Is Hoda Muthana a US citizen, and does the Trump administration have to allow the ISIS bride and Twitter terrorist to return? Muthana’s father has filed a lawsuit to force the administration to restore her passport, but it turns out that the Trump administration didn’t cancel it. That action was taken three years ago:
The father of an Alabama woman who joined the Islamic State in Syria filed suit against the Trump administration Thursday in an effort to allow her return to the United States.
Ahmed Ali Muthana argues in the suit filed in federal court in Washington that his 24-year-old daughter, Hoda Muthana, is an American citizen by birth and should be allowed to come back to the U.S. with her toddler son. …
The Obama administration initially determined she was not a citizen and notified her family that it was revoking her passport in January 2016.
So they’ve had three years’ notice that Muthana would not be allowed to re-enter the US. She came to the attention of the Obama administration after Muthana joined ISIS, but also when she started using Twitter in 2015 to urge Muslims in the US to conduct murders, drive-by shootings, and mayhem. Counterterrorism officials must have reviewed her record at that time and discovered the error in assuming her citizenship.
Perhaps it’s understandable that the family didn’t take immediate action to challenge the revocation of her passport at that time. What was the point if Muthana planned to stay in ISIS? Three years later, the “caliphate” she blithely chose to support along with its aims of destroying America has collapsed, and suddenly Muthana wants a do-over. Now her family wants to bring her home, which is understandable from their point of view, but a little late nonetheless in defending Muthana’s status.
Muthana’s family can count on the media to provide sympathetic coverage, especially if they paint this as an action by Donald Trump and his administration. That strategy is already off to a good start with ABC News’ gauzy interview of Muthana and the focus on ISIS brides in general as victims adrift in a chaotic collapse. This bizarre headline from Agence France-Presse gives a pretty good flavor of the approach most media outlets have given this issue.
As a shy, studious teenager in Alabama, Hoda Muthana rarely made waves. After her abrupt transformation into a fiery supporter of Islamic State extremists, she is under the scanner of the top levels of the US government https://t.co/nTDfQcCM7G
— AFP news agency (@AFP) February 22, 2019
What’s the point of AFP’s headline? It must be news to AFP that the US government takes an interest when its residents join terrorist groups and urge the mass murder of Americans. Why frame it with the lead-in of Hoda Muthana being “a shy, studious teenager,” as if that has anything to do with the crimes she committed? Muthana was 19 when she slipped out of the US to join ISIS and 20 when she began fomenting terror on social media. Nor is any of this “sudden.” Muthana has been on the counterterrorism radar since 2015, and her attempt to re-enter the US should be getting attention at high levels, especially with the high-level media strategy her family has employed to get her back in the US.

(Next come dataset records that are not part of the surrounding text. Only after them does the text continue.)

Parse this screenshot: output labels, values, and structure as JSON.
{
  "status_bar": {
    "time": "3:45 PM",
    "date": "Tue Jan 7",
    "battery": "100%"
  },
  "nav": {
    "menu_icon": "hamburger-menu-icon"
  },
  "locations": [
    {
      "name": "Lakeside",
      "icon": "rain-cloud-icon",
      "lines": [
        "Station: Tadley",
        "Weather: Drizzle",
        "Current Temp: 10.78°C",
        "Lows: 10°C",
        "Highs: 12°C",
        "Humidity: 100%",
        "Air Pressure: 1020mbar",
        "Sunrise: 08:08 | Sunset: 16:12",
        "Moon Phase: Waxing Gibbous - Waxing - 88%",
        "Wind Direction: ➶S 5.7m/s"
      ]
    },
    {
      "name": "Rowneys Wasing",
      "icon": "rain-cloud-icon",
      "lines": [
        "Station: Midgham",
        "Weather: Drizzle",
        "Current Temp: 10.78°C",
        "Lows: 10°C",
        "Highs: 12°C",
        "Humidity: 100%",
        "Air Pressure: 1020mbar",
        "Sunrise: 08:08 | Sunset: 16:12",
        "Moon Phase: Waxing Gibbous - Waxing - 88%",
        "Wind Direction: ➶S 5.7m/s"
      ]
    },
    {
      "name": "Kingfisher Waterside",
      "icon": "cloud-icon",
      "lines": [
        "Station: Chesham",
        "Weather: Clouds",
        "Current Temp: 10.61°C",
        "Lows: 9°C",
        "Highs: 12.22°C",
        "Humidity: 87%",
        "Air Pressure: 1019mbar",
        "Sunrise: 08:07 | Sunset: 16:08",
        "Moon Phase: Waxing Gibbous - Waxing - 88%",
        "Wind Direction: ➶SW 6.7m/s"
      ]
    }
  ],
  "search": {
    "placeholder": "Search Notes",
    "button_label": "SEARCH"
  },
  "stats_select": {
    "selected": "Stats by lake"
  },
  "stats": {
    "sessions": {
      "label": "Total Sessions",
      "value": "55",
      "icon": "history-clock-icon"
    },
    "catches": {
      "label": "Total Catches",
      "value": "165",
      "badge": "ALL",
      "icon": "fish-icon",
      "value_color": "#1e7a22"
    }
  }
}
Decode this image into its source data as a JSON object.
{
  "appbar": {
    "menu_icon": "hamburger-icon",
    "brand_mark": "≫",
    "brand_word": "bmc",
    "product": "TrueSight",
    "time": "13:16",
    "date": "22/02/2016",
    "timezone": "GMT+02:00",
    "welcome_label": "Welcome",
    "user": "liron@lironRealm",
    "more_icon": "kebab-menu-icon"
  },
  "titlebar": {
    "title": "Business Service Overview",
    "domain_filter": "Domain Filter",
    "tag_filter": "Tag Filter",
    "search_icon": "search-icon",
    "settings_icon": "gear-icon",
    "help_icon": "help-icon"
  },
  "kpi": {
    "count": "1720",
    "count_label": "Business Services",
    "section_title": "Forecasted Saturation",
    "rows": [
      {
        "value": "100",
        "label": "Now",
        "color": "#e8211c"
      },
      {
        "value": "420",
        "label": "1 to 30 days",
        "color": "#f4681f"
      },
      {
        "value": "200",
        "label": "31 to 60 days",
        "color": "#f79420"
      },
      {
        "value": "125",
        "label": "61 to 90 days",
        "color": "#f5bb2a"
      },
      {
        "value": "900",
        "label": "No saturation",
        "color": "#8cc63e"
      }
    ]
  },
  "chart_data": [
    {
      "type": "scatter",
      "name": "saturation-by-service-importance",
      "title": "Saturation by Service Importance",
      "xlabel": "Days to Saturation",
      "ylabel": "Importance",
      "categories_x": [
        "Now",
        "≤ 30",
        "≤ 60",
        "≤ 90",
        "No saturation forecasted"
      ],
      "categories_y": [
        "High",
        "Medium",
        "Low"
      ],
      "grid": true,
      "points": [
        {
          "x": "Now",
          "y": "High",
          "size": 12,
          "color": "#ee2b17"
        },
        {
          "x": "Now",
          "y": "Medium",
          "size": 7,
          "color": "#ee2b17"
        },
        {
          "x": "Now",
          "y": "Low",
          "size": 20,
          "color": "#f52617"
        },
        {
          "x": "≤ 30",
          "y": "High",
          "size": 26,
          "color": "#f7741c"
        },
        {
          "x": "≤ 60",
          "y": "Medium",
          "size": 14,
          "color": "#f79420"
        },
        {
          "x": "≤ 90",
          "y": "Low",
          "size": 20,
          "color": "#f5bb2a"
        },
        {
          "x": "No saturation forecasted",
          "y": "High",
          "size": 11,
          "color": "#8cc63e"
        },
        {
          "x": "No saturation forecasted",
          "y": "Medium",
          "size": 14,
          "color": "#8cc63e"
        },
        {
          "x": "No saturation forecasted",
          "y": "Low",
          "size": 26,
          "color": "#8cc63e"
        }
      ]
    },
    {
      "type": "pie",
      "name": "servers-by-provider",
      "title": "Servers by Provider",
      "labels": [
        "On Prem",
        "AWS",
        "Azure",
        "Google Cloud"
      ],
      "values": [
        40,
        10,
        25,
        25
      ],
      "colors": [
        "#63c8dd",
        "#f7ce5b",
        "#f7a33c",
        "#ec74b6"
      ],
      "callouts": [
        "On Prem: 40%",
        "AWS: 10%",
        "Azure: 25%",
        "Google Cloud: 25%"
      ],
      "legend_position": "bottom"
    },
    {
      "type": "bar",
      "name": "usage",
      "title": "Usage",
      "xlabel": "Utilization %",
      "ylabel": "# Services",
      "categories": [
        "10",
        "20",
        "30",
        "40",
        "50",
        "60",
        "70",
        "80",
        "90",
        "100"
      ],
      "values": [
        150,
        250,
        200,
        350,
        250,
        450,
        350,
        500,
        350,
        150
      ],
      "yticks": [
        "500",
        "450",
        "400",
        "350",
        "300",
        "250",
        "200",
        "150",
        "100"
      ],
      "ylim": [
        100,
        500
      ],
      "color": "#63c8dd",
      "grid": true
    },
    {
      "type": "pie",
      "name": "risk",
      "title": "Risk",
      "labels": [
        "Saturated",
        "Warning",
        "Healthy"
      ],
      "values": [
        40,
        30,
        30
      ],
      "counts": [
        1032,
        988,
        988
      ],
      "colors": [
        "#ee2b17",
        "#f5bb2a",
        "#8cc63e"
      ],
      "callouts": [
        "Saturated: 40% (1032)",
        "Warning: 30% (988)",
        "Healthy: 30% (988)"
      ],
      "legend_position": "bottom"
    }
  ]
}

Still, the lawsuit may not be without merit, as Allahpundit noted yesterday, media spin or no. If the Obama administration got it wrong in 2016, she’ll have to be allowed to return. Andrew McCarthy has a good suggestion as to how to solve the whole mess — have the Department of Justice indict her now, and see just how keen the family is to press the matter:
As the secretary put it in his statement, “Ms. Hoda Muthana is not a U.S. citizen and will not be admitted into the United States. She does not have any legal basis, no valid U.S. passport, no right to a passport, nor any visa to travel to the United States.”
This conclusion is disputed by Muthana’s family and allies, and they may have a case. I would strongly urge the Justice Department to file an indictment against Muthana for treason, material support to terrorism, and any other readily provable offenses. She is less likely to press the issues of citizenship and right to enter if she understands that she faces prosecution and, very likely, lengthy imprisonment if she succeeds in coming here. …
If the president and the secretary do not want Muthana to try to come back to the United States, the best strategy is to have the Justice Department indict her on serious felony charges. She may seek another alternative if she knows the risk of coming back here is decades of imprisonment. Of course, Muthana may decide to come anyway. After all, (a) she might see life in an American prison as better than her other alternatives, and (b) if she is an American citizen, there is a good argument that her young son is a citizen, too — he’d have a more promising chance of survival and a decent life here than in Syria (or wherever else in that godforsaken region they could end up).
There is an element of fairness in this as well. The government has taken a prosecutorial interest in Muthana for four years. If the DoJ plans to indict her, that’s something that should be known before she travels back into their jurisdiction. At the very least, it would provide an informed choice … and might save everyone a lot of time and money in court.